Después la voz comenzó a acompañarlo a todas partes, le hablaba en los momentos más inesperados. Hasta que una tarde, de nuevo en el cementerio, le dijo que lo había elegido para cumplir una misión a la que no podía negarse: debía limpiar el mundo de prostitutas y tenía que hacerlo de manera terrorífica, ejemplificadora; para que las mujeres temieran caer en la tentación de cometer ese pecado.
Una ola de asesinatos a prostitutas
Corría octubre de 1975 cuando Peter Sutcliffe, el destripador de Yorkshire, empezó a matar. En los seis años siguientes asesinó a 13 mujeres e hirió gravemente a otras siete. En muchos casos les mutiló los genitales, les abrió el abdomen y les extrajo los órganos. Esos fueron los casos comprobados, porque se sospecha que hubo muchos más, incluso dos fuera de Inglaterra.

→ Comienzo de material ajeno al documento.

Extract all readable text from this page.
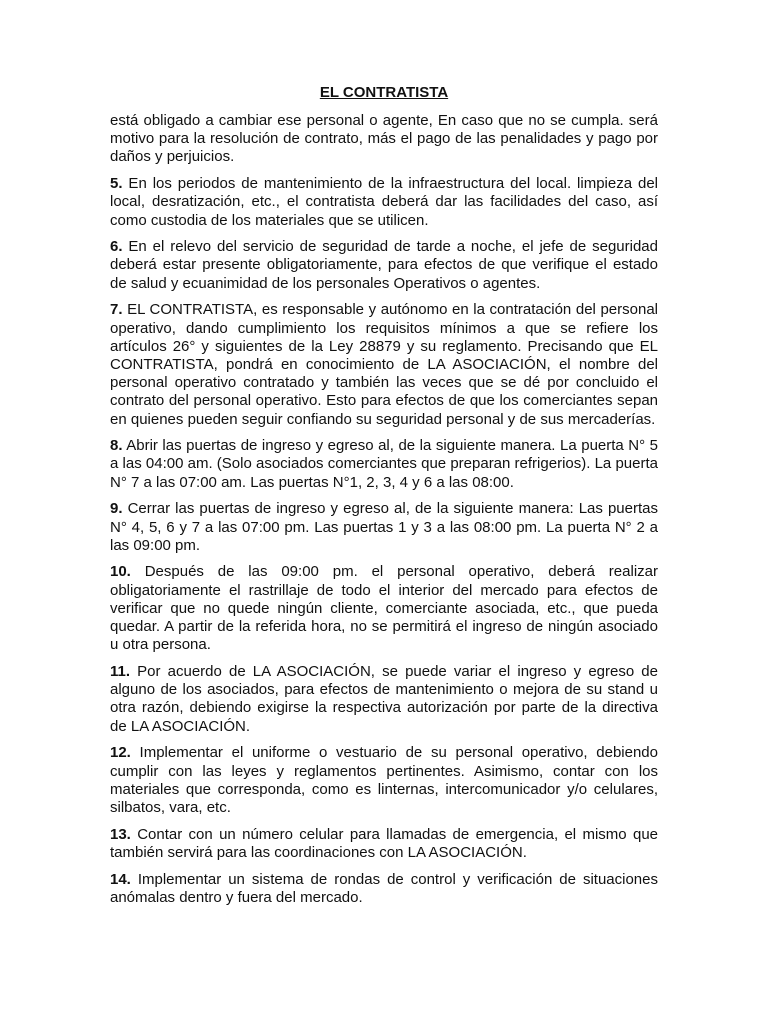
EL CONTRATISTA

está obligado a cambiar ese personal o agente, En caso que no se cumpla. será motivo para la resolución de contrato, más el pago de las penalidades y pago por daños y perjuicios.

5. En los periodos de mantenimiento de la infraestructura del local. limpieza del local, desratización, etc., el contratista deberá dar las facilidades del caso, así como custodia de los materiales que se utilicen.

6. En el relevo del servicio de seguridad de tarde a noche, el jefe de seguridad deberá estar presente obligatoriamente, para efectos de que verifique el estado de salud y ecuanimidad de los personales Operativos o agentes.

7. EL CONTRATISTA, es responsable y autónomo en la contratación del personal operativo, dando cumplimiento los requisitos mínimos a que se refiere los artículos 26° y siguientes de la Ley 28879 y su reglamento. Precisando que EL CONTRATISTA, pondrá en conocimiento de LA ASOCIACIÓN, el nombre del personal operativo contratado y también las veces que se dé por concluido el contrato del personal operativo. Esto para efectos de que los comerciantes sepan en quienes pueden seguir confiando su seguridad personal y de sus mercaderías.

8. Abrir las puertas de ingreso y egreso al, de la siguiente manera. La puerta N° 5 a las 04:00 am. (Solo asociados comerciantes que preparan refrigerios). La puerta N° 7 a las 07:00 am. Las puertas N°1, 2, 3, 4 y 6 a las 08:00.

9. Cerrar las puertas de ingreso y egreso al, de la siguiente manera: Las puertas N° 4, 5, 6 y 7 a las 07:00 pm. Las puertas 1 y 3 a las 08:00 pm. La puerta N° 2 a las 09:00 pm.

10. Después de las 09:00 pm. el personal operativo, deberá realizar obligatoriamente el rastrillaje de todo el interior del mercado para efectos de verificar que no quede ningún cliente, comerciante asociada, etc., que pueda quedar. A partir de la referida hora, no se permitirá el ingreso de ningún asociado u otra persona.

11. Por acuerdo de LA ASOCIACIÓN, se puede variar el ingreso y egreso de alguno de los asociados, para efectos de mantenimiento o mejora de su stand u otra razón, debiendo exigirse la respectiva autorización por parte de la directiva de LA ASOCIACIÓN.

12. Implementar el uniforme o vestuario de su personal operativo, debiendo cumplir con las leyes y reglamentos pertinentes. Asimismo, contar con los materiales que corresponda, como es linternas, intercomunicador y/o celulares, silbatos, vara, etc.

13. Contar con un número celular para llamadas de emergencia, el mismo que también servirá para las coordinaciones con LA ASOCIACIÓN.

14. Implementar un sistema de rondas de control y verificación de situaciones anómalas dentro y fuera del mercado.
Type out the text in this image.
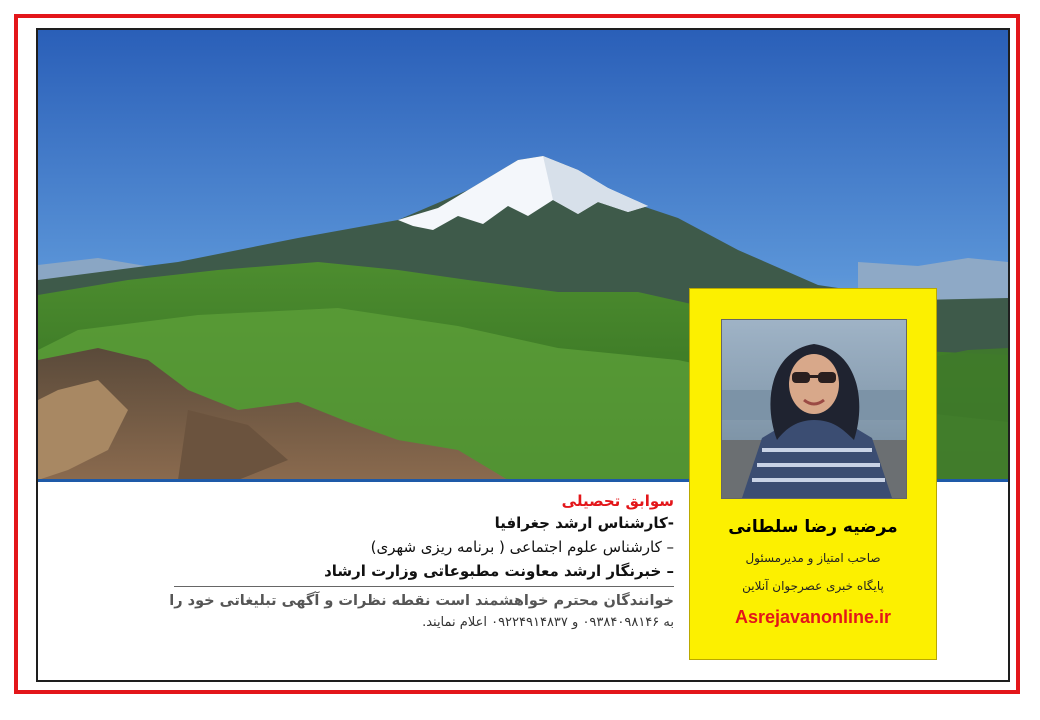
سوابق تحصیلی

-کارشناس ارشد جغرافیا

– کارشناس علوم اجتماعی ( برنامه ریزی شهری)

– خبرنگار ارشد معاونت مطبوعاتی وزارت ارشاد

خوانندگان محترم خواهشمند است نقطه نظرات و آگهی تبلیغاتی خود را

به ۰۹۳۸۴۰۹۸۱۴۶ و ۰۹۲۲۴۹۱۴۸۳۷ اعلام نمایند.

مرضیه رضا سلطانی
صاحب امتیاز و مدیرمسئول
پایگاه خبری عصرجوان آنلاین
Asrejavanonline.ir
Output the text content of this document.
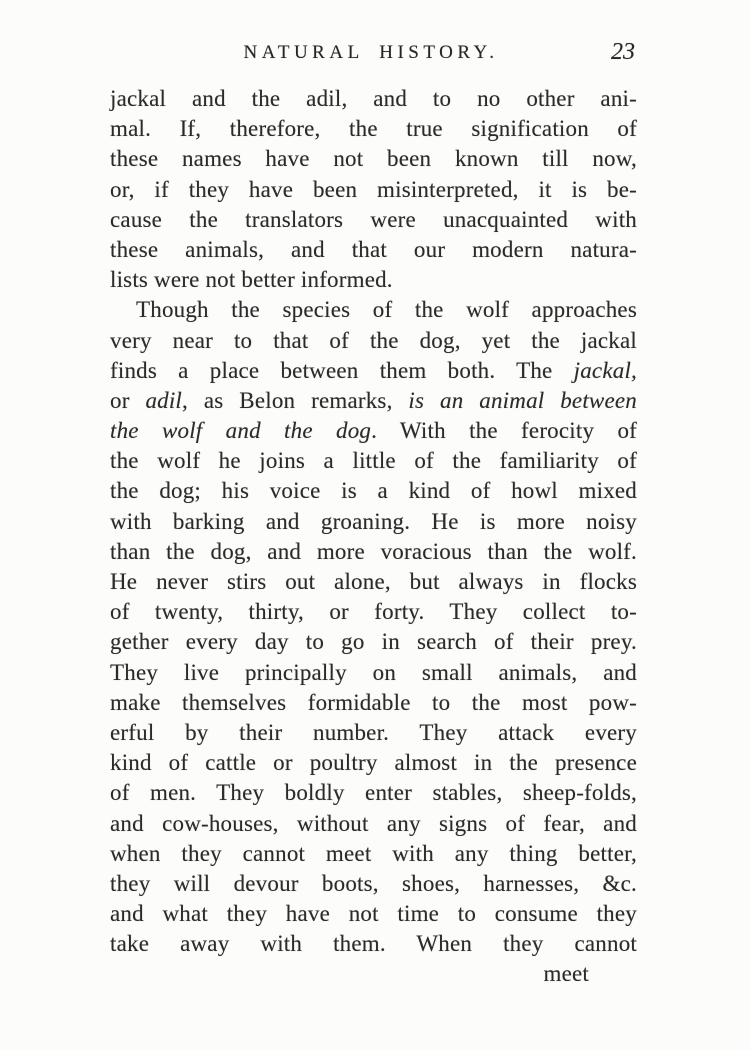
NATURAL HISTORY.	23
jackal and the adil, and to no other ani-
mal. If, therefore, the true signification of
these names have not been known till now,
or, if they have been misinterpreted, it is be-
cause the translators were unacquainted with
these animals, and that our modern natura-
lists were not better informed.
Though the species of the wolf approaches
very near to that of the dog, yet the jackal
finds a place between them both. The jackal,
or adil, as Belon remarks, is an animal between
the wolf and the dog. With the ferocity of
the wolf he joins a little of the familiarity of
the dog; his voice is a kind of howl mixed
with barking and groaning. He is more noisy
than the dog, and more voracious than the wolf.
He never stirs out alone, but always in flocks
of twenty, thirty, or forty. They collect to-
gether every day to go in search of their prey.
They live principally on small animals, and
make themselves formidable to the most pow-
erful by their number. They attack every
kind of cattle or poultry almost in the presence
of men. They boldly enter stables, sheep-folds,
and cow-houses, without any signs of fear, and
when they cannot meet with any thing better,
they will devour boots, shoes, harnesses, &c.
and what they have not time to consume they
take away with them. When they cannot
meet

Poco después de escuchar “la voz de Dios”, Peter Sutcliffe sufrió un cambio brusco de personalidad que sorprendió gratamente a sus padres y también a su esposa Sonia; con quien se había casado en 1974. Por primera vez en su vida tomó una iniciativa productiva y se propuso sacar el carnet profesional de conductor con la idea de trabajar como camionero.

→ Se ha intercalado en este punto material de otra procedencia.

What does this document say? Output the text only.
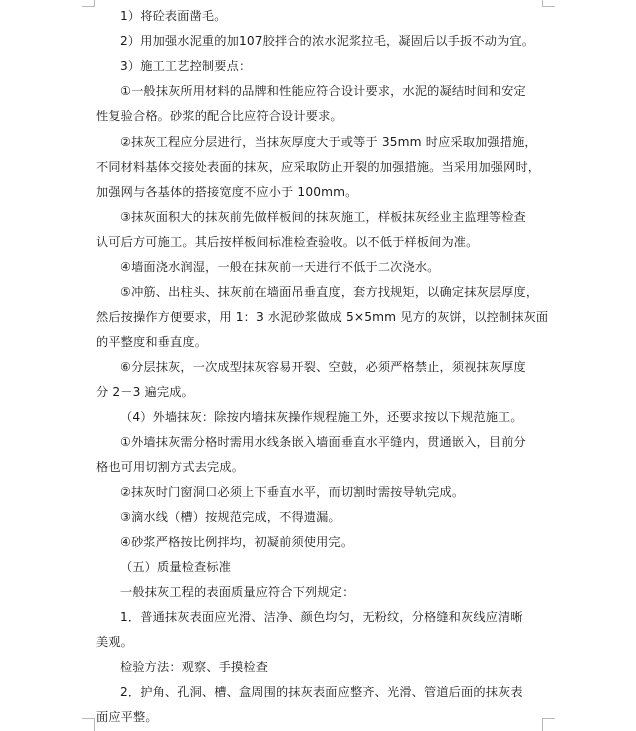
1）将砼表面凿毛。
2）用加强水泥重的加107胶拌合的浓水泥浆拉毛，凝固后以手扳不动为宜。
3）施工工艺控制要点：
①一般抹灰所用材料的品牌和性能应符合设计要求，水泥的凝结时间和安定
性复验合格。砂浆的配合比应符合设计要求。
②抹灰工程应分层进行，当抹灰厚度大于或等于 35mm 时应采取加强措施，
不同材料基体交接处表面的抹灰，应采取防止开裂的加强措施。当采用加强网时，
加强网与各基体的搭接宽度不应小于 100mm。
③抹灰面积大的抹灰前先做样板间的抹灰施工，样板抹灰经业主监理等检查
认可后方可施工。其后按样板间标准检查验收。以不低于样板间为准。
④墙面浇水润湿，一般在抹灰前一天进行不低于二次浇水。
⑤冲筋、出柱头、抹灰前在墙面吊垂直度，套方找规矩，以确定抹灰层厚度，
然后按操作方便要求，用 1：3 水泥砂浆做成 5×5mm 见方的灰饼，以控制抹灰面
的平整度和垂直度。
⑥分层抹灰，一次成型抹灰容易开裂、空鼓，必须严格禁止，须视抹灰厚度
分 2－3 遍完成。
（4）外墙抹灰：除按内墙抹灰操作规程施工外，还要求按以下规范施工。
①外墙抹灰需分格时需用水线条嵌入墙面垂直水平缝内，贯通嵌入，目前分
格也可用切割方式去完成。
②抹灰时门窗洞口必须上下垂直水平，而切割时需按导轨完成。
③滴水线（槽）按规范完成，不得遗漏。
④砂浆严格按比例拌均，初凝前须使用完。
（五）质量检查标准
一般抹灰工程的表面质量应符合下列规定：
1．普通抹灰表面应光滑、洁净、颜色均匀，无粉纹，分格缝和灰线应清晰
美观。
检验方法：观察、手摸检查
2．护角、孔洞、槽、盒周围的抹灰表面应整齐、光滑、管道后面的抹灰表
面应平整。
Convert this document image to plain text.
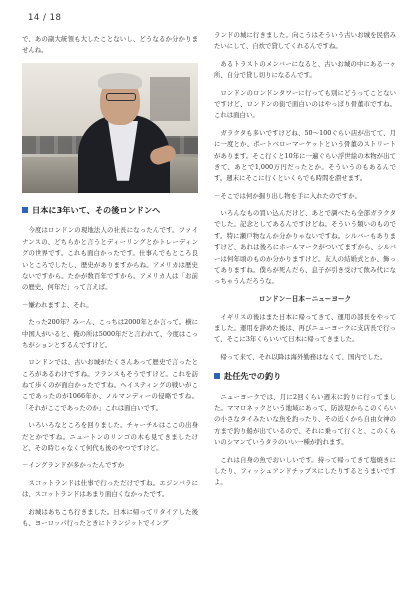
14 / 18

で、あの副大統領も大したことないし、どうなるか分かりませんね。

日本に3年いて、その後ロンドンへ

今度はロンドンの現地法人の社長になったんです。ファイナンスの、どちらかと言うとディーリングとかトレーディングの世界です。これも面白かったです。仕事んでもところ良いところでしたし、歴史がありますからね。アメリカは歴史ないですから。たかが数百年ですから。アメリカ人は「お前の歴史、何年だ」って言えば。

－嫌われますよ、それ。

たった200年？みーん、こっちは2000年とか言って。横に中国人がいると、俺の所は5000年だと言われて、今度はこっちがションとするんですけど。

ロンドンでは、古いお城がたくさんあって歴史で言ったところがあるわけですね。フランスもそうですけど。これを訪ねて歩くのが面白かったですね。ヘイスティングの戦いがここであったのが1066年か、ノルマンディーの侵略ですね。「それがここであったのか」これは面白いです。

いろいろなところを回りました。チャーチルはここの出身だとかですね。ニュートンのリンゴの木も見てきましたけど、その時じゃなくて何代も後のやつですけど。

－イングランドが多かったんですか

スコットランドは仕事で行っただけですね。エジンバラには、スコットランドはあまり面白くなかったです。

お城はあちこち行きました。日本に帰ってリタイアした後も、ヨーロッパ行ったときにトランジットでイング

ランドの城に行きました。向こうはそういう古いお城を民宿みたいにして、自炊で貸してくれるんですね。

あるトラストのメンバーになると、古いお城の中にある一ヶ所、自分で貸し切りになるんです。

ロンドンのロンドンタワーに行っても別にどうってことないですけど、ロンドンの街で面白いのはやっぱり骨董市ですね。これは面白い。

ガラクタも多いですけどね、50～100ぐらい店が出てて、月に一度とか、ポートベローマーケットという骨董のストリートがあります。そこ行くと10年に一遍ぐらい浮世絵の本物が出てきて、あとで1,000万円だったとか。そういうのもあるんです。週末にそこに行くといくらでも時間を潰せます。

－そこでは何か掘り出し物を手に入れたのですか。

いろんなもの買い込んだけど、あとで調べたら全部ガラクタでした。記念としてあるんですけどね。そういう類いのものです。特に瀬戸物なんか分かりゃないですね。シルバーもありますけど、あれは後ろにホールマークがついてますから、シルバーは何年頃のものか分かりますけど。友人の結婚式とか、飾ってありますね。僕らが死んだら、息子が引き受けて飲み代になっちゃうんだろうな。

ロンドン－日本－ニューヨーク

イギリスの後はまた日本に帰ってきて、運用の部長をやってました。運用を辞めた後は、再びニューヨークに支店長で行って、そこに3年くらいいて日本に帰ってきました。

帰って来て、それ以降は海外勤務はなくて、国内でした。

赴任先での釣り

ニューヨークでは、月に2回くらい週末に釣りに行ってました。ママロネックという地域にあって、防波堤からこのくらいの小さなタイみたいな魚を釣ったり、その近くから自由女神の方まで釣り船が出ているので、それに乗って行くと、このくらいのシマンていうタラのいい一種が釣れます。

これは自身の魚でおいしいです。持って帰ってきて塩焼きにしたり、フィッシュアンドチップスにしたりするとうまいですよ。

Lo que su familia no imaginó fue que esa sorprendente iniciativa no tenía que ver con sentar cabeza y mejorar su nivel de vida; sino que era un instrumento para cumplir con la misión que le había encomendado “la voz de Dios”.
Merodeaba las zonas rojas con su vehículo, requería los servicios de una mujer, las subía al camión y las golpeaba en la cabeza; casi siempre con un martillo, para desmayarlas. Luego las bajaba en una zona desolada, la pateaba dejando las marcas de sus botas sobre el cuerpo, la remataba partiéndoles el cráneo con el martillo y las mutilaba y destripaba.
Confesión, condena y muerte
Peter Sutcliffe habló durante horas la noche del 2 y la madrugada del 3 de enero de 1981 en la comisaría, frente a los agentes Bob Ring y Robert Hides; en una sala que poco a poco se fue llenando de jefes policiales dispuestos a llevarse su tajada de prestigio por una captura que a todas luces había sido casual.
Con la confesión frente a sus ojos, los abogados de Sutcliffe intentaron que se lo declarara inimputable por “demencia”, pero el tribunal desestimó el argumento y lo condenó a cadena perpetua en mayo de 1981.
Lo destinaron a la prisión de Parkhurst, donde estuvo encarcelado durante un año y cuatro meses, hasta que los psiquiatras penitenciarios dictaminaron que se lo trasladara a un hospital para enfermos mentales.
El Tribunal Supremo británico rechazó su apelación de solicitud de libertad en el año 2010 y confirmó la cadena perpetua impuesta, pero decidió que siguiera cumpliéndola en el asilo donde estaba destinado. Allí murió en noviembre de 2020 por coronavirus, enfermedad de la que ni su «Dios» lo pudo salvar.